For one thing, all of the talk around fetishisation in fandom really annoys me because I think it’s largely misguided. For example:
- straight women are in a minority when it comes to the production and consumption of m/m fanfiction
- m/m ships are statistically more likely based on the characters that make up your average piece of media
- as one person put it, “it wasn’t that friendship needed to be sexualized, it was that erotica needed to be … friendship-ized” – this is the internet, anyone has access to porn in 0.2 seconds if that’s what they’re here for, but people are choosing to read stories built around friendship instead
- taking Johnlock as an example, there are currently 79639 fics on AO3, and of those, 11985 (around 15%) are rated Mature and 13488 (around 17%) are rated Explicit – that’s 32% in total, meaning that over two thirds of the total amount of fic isn’t sexually explicit in any way
In addition to that, I identified as straight when I first started reading fanfiction, and it was reading Johnlock fanfic, in part, which allowed me to come to terms with my sexuality (I now identify as bisexual with a strong preference for women). As well as normalising queerness for me, it allowed me to explore it at a distance (f/f fanfic seemed threatening to me at the time, no doubt because of my issues with internalised homophobia). It also introduced me to a community in which queerness was celebrated, which was exactly what I needed at that time, having no access to that in my real life (although I’m fortunate enough not to have been exposed to violent homophobia, either).

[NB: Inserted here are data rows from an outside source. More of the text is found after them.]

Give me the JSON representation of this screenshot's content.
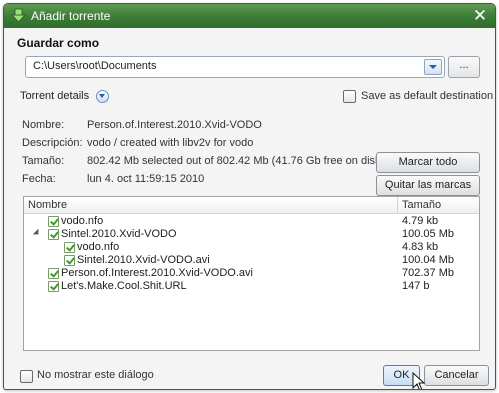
{
  "window": {
    "title": "Añadir torrente"
  },
  "save_as": {
    "section_title": "Guardar como",
    "path": "C:\\Users\\root\\Documents",
    "browse_label": "..."
  },
  "details": {
    "toggle_label": "Torrent details",
    "save_default_label": "Save as default destination",
    "save_default_checked": false
  },
  "info": {
    "name_label": "Nombre:",
    "name_value": "Person.of.Interest.2010.Xvid-VODO",
    "desc_label": "Descripción:",
    "desc_value": "vodo / created with libv2v for vodo",
    "size_label": "Tamaño:",
    "size_value": "802.42 Mb selected out of 802.42 Mb (41.76 Gb free on disk)",
    "date_label": "Fecha:",
    "date_value": "lun 4. oct 11:59:15 2010"
  },
  "actions": {
    "mark_all": "Marcar todo",
    "unmark_all": "Quitar las marcas"
  },
  "files": {
    "col_name": "Nombre",
    "col_size": "Tamaño",
    "rows": [
      {
        "name": "vodo.nfo",
        "size": "4.79 kb",
        "checked": true
      },
      {
        "name": "Sintel.2010.Xvid-VODO",
        "size": "100.05 Mb",
        "checked": true,
        "expanded": true
      },
      {
        "name": "vodo.nfo",
        "size": "4.83 kb",
        "checked": true
      },
      {
        "name": "Sintel.2010.Xvid-VODO.avi",
        "size": "100.04 Mb",
        "checked": true
      },
      {
        "name": "Person.of.Interest.2010.Xvid-VODO.avi",
        "size": "702.37 Mb",
        "checked": true
      },
      {
        "name": "Let's.Make.Cool.Shit.URL",
        "size": "147 b",
        "checked": true
      }
    ]
  },
  "footer": {
    "no_show_label": "No mostrar este diálogo",
    "no_show_checked": false,
    "ok_label": "OK",
    "cancel_label": "Cancelar"
  },
  "colors": {
    "titlebar": "#3d7c37",
    "check_green": "#3d9a2b",
    "default_button_border": "#4a7fc1"
  }
}
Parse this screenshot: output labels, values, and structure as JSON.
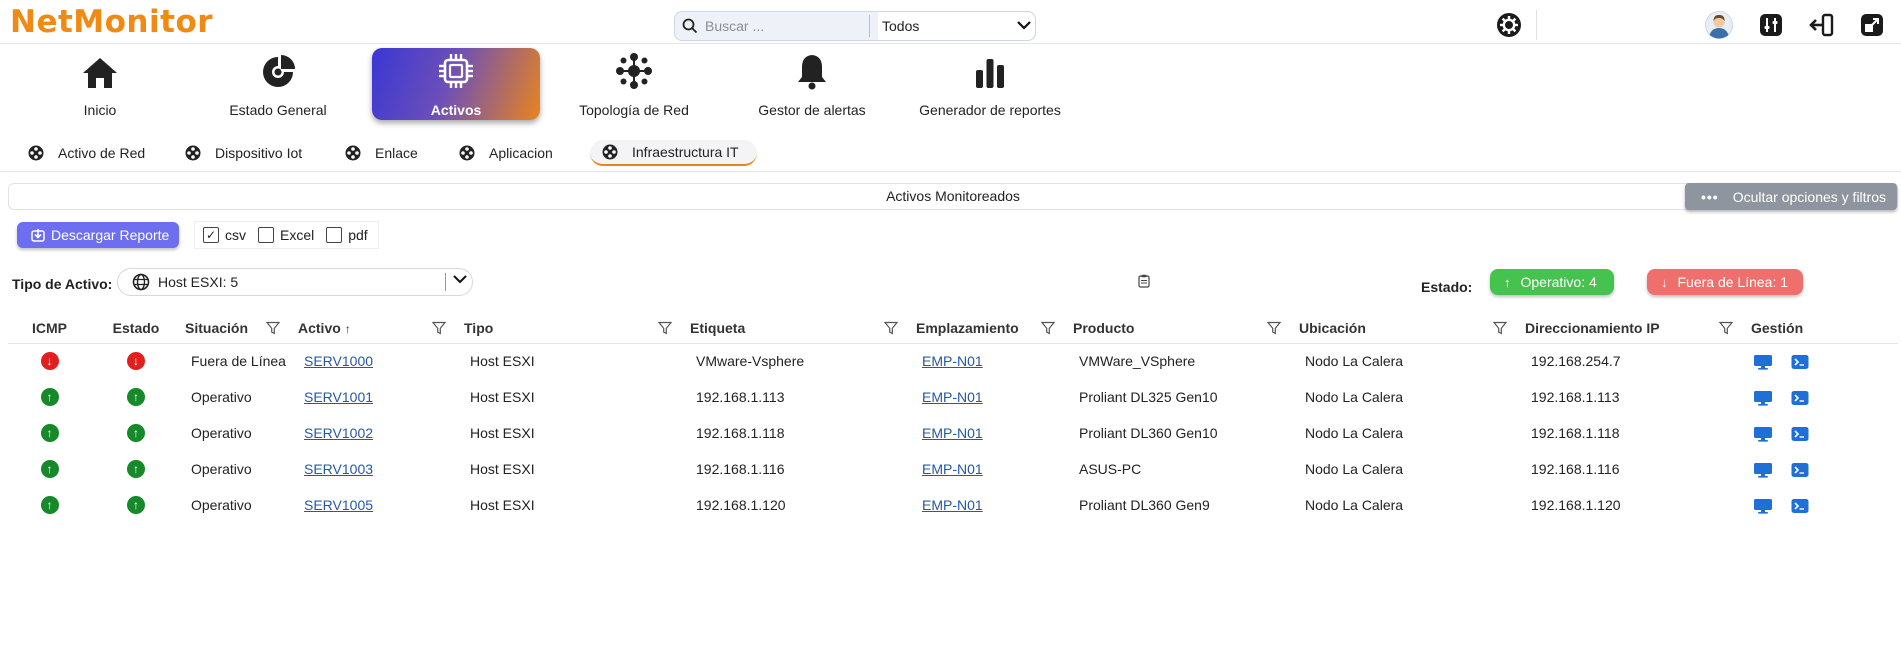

Also, I think it’s incredibly disingenuous to treat young teenage girls reading fanfic as being remotely on the same level as straight adult men masturbating to lesbian porn (produced by an industry which profits from the exploitation of women) and meanwhile often voting to deny real LGBT people equal rights. I also think it’s worth bearing in mind that girls are taught from a very young age to be ashamed of their bodies, and a lot of sexual imagery (in books, in films, in tv, in advertising, in music, everywhere) revolving around women’s bodies is incredibly violent, so it makes perfect sense to me that cishet girls would feel uncomfortable reading anything which implicates bodies like their own in a sexual context, regardless of their sexuality.
Of course festishisation happens, and I’m the first to criticise people for using real life LGBT victories to talk about their ships, for example, but I think that this issue is way more complex than people tend to make out.